(CNN) - Not being in the picture at a Presidential bill signing is a move that may well speak a thousand words.
Standing alongside President Obama as he signed the bill extending the Bush-era tax cuts into law on Friday were several members of Congress including Senate Majority Whip Dick Durbin, D-Illinois, and Senate Minority Leader Mitch McConnell, R-Kentucky, among others.
Yet there were many members of the Democratic Caucus who were noticeably absent from the ceremony– Speaker of the House Nancy Pelosi, D-California, Senate Majority Leader Harry Reid, D-Nevada, and House Majority Leader Steny Hoyer, D-Maryland, to name a few.
Rep. Chris Van Hollen, D-Maryland, who will become the top Democrat on the House Budget Committee, also wasn't on stage with the president Friday. Van Hollen had been particularly critical of the estate tax provisions in the plan before the vote.
The tax plan was heralded by the White House as having a broad base of support, and did in fact pass in the Senate with a vote of 81-19 and in the House with a vote of 277-148.
President Obama was criticized by Democrats when the tax compromise was announced for veering towards Republican positions in a manner reminiscent of President Bill Clinton's "triangulation" following 1994 midterm loses.
Many Democrats now, especially liberal members of the House, openly disagreed with provisions in the deal the White House struck with Republican leaders.
"This is very difficult," Pelosi said of the deal. "Nobody wants taxes to go up for the middle class. We just don't see why we have to give an extra tax cut to the wealthiest."
Even Durbin, who advocated for the plan to be passed, on Sunday indicated voting for the bill was a bitter pill for many Democrats to swallow.
"The one defining issue, the real difference between Democrats and Republicans in terms of economic justice – it appears this agreement doesn't honor what we think are the true values and principles of our party," Durbin said in an interview on CNN's "State of the Union."
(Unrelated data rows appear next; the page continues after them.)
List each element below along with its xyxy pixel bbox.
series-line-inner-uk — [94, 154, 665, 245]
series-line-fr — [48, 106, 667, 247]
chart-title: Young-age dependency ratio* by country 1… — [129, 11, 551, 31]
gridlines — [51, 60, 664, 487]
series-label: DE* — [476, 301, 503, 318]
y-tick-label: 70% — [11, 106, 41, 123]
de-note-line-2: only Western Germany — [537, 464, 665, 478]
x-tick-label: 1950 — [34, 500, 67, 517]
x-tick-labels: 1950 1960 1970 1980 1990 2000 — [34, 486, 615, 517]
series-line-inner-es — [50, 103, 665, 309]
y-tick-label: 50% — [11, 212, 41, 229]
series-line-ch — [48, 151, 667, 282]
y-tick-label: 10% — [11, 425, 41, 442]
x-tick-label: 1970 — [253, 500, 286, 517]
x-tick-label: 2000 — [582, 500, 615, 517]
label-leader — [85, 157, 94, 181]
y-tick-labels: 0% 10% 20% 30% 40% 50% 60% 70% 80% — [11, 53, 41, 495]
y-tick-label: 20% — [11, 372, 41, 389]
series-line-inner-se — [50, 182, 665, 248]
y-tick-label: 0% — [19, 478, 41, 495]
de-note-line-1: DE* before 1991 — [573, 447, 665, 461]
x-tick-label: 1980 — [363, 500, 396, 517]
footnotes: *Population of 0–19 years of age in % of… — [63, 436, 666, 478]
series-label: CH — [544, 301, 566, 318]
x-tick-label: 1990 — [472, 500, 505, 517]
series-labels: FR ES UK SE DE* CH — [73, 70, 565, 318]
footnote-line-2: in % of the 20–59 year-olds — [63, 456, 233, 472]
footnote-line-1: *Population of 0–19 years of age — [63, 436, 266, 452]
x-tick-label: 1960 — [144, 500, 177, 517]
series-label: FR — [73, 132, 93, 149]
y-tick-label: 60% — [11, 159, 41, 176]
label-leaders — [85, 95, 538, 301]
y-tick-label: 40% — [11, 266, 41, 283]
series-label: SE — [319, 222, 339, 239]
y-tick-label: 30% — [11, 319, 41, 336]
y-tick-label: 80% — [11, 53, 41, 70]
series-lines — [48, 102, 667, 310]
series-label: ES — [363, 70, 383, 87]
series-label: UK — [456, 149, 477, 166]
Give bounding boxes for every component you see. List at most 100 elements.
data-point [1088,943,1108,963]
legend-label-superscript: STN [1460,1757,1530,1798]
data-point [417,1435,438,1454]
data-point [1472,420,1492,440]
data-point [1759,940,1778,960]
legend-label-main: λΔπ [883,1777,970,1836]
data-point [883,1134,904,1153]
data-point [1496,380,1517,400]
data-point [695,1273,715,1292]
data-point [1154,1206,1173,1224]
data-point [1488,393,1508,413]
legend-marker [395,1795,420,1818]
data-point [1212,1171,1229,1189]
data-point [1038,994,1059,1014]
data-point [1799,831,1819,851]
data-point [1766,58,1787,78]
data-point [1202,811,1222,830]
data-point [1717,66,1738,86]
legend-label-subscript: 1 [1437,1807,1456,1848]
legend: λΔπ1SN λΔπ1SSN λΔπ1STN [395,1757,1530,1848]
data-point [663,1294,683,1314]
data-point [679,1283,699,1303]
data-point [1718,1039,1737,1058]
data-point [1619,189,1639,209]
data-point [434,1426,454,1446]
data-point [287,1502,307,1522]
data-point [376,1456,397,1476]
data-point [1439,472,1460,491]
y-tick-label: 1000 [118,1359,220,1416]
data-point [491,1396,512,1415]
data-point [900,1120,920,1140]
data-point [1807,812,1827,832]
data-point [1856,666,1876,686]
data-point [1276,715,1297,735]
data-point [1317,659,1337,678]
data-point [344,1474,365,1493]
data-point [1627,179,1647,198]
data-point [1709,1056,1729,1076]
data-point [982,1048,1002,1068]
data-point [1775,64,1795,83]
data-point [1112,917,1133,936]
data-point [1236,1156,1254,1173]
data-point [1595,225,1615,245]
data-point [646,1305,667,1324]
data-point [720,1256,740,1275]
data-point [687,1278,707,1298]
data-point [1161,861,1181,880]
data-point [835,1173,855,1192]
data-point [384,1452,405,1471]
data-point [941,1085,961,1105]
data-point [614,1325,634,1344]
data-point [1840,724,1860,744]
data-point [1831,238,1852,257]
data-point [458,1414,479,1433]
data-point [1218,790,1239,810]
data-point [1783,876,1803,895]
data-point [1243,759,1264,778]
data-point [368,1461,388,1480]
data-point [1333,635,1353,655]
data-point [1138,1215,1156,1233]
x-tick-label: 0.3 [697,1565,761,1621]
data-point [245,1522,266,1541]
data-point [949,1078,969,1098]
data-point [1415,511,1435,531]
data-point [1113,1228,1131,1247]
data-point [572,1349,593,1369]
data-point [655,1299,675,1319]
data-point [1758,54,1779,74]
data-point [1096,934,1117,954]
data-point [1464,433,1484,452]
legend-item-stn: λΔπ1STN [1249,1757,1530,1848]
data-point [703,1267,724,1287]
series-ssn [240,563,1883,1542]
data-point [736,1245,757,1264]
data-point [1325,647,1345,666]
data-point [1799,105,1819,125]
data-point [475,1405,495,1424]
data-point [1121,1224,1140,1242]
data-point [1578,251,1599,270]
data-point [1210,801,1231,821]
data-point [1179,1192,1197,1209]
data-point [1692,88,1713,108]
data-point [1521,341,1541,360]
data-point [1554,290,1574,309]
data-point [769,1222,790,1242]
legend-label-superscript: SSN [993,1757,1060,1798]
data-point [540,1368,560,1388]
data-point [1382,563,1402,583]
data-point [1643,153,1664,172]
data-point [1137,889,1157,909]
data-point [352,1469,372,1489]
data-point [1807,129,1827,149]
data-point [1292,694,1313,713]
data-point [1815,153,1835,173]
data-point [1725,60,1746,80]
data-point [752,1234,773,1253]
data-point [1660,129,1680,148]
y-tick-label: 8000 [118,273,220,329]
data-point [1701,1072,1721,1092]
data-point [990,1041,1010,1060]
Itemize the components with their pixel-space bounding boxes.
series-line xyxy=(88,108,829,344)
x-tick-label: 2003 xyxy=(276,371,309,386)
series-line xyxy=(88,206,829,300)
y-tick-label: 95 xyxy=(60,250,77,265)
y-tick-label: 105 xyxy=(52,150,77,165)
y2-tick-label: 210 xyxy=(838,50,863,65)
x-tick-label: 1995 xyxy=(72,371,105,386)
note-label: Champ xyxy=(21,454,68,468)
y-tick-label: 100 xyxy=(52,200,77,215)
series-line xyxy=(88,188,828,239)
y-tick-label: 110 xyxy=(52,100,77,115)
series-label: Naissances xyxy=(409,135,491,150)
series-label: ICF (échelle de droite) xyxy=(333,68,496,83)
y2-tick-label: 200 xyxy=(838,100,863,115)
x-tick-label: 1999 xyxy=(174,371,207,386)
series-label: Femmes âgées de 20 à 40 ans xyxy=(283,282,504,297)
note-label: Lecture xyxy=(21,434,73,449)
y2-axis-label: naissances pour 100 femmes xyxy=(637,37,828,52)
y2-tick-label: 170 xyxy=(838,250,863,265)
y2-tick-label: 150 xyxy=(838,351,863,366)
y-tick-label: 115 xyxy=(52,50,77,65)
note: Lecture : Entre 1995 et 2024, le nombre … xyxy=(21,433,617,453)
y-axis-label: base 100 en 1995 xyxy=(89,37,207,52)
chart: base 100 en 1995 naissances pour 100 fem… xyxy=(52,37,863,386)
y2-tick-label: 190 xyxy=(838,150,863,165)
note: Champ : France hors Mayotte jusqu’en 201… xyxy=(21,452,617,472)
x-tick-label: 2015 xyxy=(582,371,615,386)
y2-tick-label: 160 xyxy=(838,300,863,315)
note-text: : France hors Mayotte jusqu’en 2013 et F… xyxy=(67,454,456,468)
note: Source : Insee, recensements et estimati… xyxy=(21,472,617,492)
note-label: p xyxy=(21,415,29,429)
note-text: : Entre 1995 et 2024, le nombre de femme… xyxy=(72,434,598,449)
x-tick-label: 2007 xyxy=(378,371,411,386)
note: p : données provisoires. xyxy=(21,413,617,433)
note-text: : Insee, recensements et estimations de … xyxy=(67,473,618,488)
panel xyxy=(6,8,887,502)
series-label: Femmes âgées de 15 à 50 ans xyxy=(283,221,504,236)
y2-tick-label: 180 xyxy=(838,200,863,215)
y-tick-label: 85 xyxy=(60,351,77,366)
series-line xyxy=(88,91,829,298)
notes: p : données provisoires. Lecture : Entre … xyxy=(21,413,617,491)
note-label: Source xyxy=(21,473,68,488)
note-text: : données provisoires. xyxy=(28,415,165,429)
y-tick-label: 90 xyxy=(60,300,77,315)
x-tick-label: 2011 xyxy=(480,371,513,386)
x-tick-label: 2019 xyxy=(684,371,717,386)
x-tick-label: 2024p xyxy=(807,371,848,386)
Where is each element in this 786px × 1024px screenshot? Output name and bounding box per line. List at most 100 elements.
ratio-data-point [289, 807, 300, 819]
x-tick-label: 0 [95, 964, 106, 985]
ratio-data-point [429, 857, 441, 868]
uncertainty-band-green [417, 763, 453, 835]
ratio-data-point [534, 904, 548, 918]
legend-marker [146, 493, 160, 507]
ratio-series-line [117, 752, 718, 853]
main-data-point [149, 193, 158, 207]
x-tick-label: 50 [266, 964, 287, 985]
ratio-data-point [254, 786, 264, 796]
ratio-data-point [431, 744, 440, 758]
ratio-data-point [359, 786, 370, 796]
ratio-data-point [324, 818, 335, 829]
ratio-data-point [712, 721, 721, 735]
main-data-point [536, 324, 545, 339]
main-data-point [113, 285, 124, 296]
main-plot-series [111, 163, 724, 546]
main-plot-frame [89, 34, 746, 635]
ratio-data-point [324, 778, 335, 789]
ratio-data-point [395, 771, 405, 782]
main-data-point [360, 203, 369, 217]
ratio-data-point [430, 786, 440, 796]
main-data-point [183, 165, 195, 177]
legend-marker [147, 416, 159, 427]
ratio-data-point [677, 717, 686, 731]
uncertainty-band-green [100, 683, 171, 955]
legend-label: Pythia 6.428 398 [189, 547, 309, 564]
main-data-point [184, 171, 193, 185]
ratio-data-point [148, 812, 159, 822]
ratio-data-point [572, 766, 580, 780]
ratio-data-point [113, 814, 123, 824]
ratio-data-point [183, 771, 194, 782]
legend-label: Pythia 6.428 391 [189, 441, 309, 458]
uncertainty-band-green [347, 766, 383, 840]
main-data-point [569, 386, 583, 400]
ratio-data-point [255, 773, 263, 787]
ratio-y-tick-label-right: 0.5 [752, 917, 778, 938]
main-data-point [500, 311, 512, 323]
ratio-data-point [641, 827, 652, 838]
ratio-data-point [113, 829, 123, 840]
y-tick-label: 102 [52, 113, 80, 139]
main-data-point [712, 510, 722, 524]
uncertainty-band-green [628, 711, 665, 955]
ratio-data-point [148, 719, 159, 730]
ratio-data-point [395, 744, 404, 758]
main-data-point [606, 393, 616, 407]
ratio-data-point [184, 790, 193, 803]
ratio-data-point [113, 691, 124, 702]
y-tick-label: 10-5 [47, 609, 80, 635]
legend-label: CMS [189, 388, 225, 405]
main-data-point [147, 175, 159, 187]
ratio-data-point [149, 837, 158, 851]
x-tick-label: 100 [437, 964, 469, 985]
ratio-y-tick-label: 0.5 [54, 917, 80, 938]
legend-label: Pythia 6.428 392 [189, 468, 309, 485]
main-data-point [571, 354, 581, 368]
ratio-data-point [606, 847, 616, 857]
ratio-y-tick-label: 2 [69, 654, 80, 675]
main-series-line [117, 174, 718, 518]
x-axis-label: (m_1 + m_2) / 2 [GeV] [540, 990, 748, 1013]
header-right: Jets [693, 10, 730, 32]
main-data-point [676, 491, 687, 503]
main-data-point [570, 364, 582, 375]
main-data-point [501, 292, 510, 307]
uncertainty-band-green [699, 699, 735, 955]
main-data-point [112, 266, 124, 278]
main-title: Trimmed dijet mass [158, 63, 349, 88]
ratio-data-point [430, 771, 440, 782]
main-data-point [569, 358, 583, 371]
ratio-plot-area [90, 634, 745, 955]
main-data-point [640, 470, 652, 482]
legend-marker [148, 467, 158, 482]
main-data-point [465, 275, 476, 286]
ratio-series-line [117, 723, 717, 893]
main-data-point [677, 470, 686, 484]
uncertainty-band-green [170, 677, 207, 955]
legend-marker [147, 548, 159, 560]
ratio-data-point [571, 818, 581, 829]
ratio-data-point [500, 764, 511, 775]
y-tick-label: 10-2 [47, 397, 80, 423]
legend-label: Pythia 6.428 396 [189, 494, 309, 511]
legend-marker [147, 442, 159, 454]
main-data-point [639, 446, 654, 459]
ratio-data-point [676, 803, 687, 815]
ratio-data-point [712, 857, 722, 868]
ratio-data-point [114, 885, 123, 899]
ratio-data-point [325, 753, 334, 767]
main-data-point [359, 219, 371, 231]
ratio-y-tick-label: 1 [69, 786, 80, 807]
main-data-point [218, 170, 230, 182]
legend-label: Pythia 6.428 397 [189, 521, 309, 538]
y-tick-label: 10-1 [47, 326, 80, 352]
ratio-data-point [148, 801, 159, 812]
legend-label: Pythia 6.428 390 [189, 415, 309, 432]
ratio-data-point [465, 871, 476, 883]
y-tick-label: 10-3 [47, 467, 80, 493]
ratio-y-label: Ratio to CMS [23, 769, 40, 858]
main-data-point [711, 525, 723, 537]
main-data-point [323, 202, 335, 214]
The package includes a two-year extension of the Bush-era tax cuts set to expire December 31. It also would extend unemployment benefits for 13 months, cut the payroll tax by 2 percentage points for a year, restore the estate tax at a lower level and continue a series of other tax breaks.
As for why the Democratic leadership was not at the signing, CNN's Chief Political Correspondent and host of "State of the Union" Candy Crowley, said the answer is simple.
"You don't want your picture up there with something you don't just believe in."